FREDERICK
Couple's Relatives Describe a Troubled Marriage
Deaths of Father, 4 Children Still a Mystery as Mother Remains Missing
Washington Post Staff Writers
Thursday, March 29, 2007; Page B02
The mystery surrounding the deaths in Frederick of four children and their father, and the disappearance of their mother, deepened yesterday as relatives of the couple offered differing accounts of what they said was a troubled marriage.
Pedro Rodriguez, 28, told his siblings that his wife had been unfaithful, his oldest brother said by phone from Los Angeles. Recalling their last conversation March 16, Angel Rodriguez said, "We talked for a while, and he said that he had lots of problems with his relationship and that she didn't let him call us."
The wife, Deysi Benitez, meanwhile, told her oldest sister that Rodriguez once beat her savagely, the sister said. Speaking from El Salvador, Angela Benitez said her sister told her that Rodriguez struck her and grabbed her by the throat sometime last year. Benitez said her sister told her later she was in pain and added, "It's by a miracle that I'm alive."
The accounts, though from starkly different perspectives, offer the first insight into the relationship at the center of a tragedy that neighbors and casual acquaintances of the family have said they find unfathomable. To them, the family's problems -- money and minor run-ins with the police -- seemed difficult but, on balance, not out of the ordinary.
Police were called to the townhouse, in the city's Hillcrest Heights section, Monday after a knock on the door went unanswered. Inside they found the four children dead in their beds, covered head to toe in sheets and blankets, and Rodriguez hanging from a rope tied to a banister.
Although they have ruled out shooting and stabbing, investigators still had not determined yesterday what killed the children: Elsa, 9, Vanessa, 4, Angel, 3, and Carena, 1. Medical examiners were awaiting the results of toxicology tests before concluding autopsies on the children and their father.

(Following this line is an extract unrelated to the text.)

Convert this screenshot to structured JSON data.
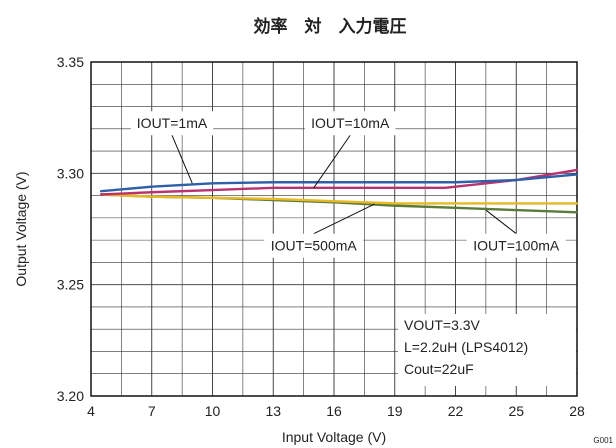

Border alerts have been distributed as part of the search for Benitez, 25, according to James Dinkins, acting head of the U.S. Immigration and Customs Enforcement office in Baltimore. The family was in the country legally, he said.
Dinkins said Rodriguez, Benitez and the eldest child had been granted temporary protective status, which many Salvadoran immigrants received in the wake of a 2001 earthquake that devastated their country. The younger children were born in the United States and were U.S. citizens, he said.
Benitez is not known to have been seen since she failed to show up for a scheduled shift at an Outback Steakhouse nearly two weeks ago, police have said. Records show no activity on Benitez's cell phone since a call went unanswered March 18, Frederick Police Lt. Thomas Chase said. Benitez does not appear to have any credit cards in her name, and subpoenas are being prepared for bank and other business records, he said.
Ana Margarita Chavez, El Salvador's consul general in Washington, said she went on two Spanish-language television stations to appeal to Benitez to come forward. "My message to her is that if she's able to hear me, she should come to us for help," Chavez said. "That we're here to help her."
Siblings on both sides of the family said Rodriguez and Benitez grew up outside Sensuntepeque, not far from the Honduran border.
Rodriguez lived in Los Angeles after coming to the United States in 1998, his oldest brother said. He traveled to El Salvador in March 2001, returning with Benitez, the brother said. They moved to Maryland because Benitez had family in the area.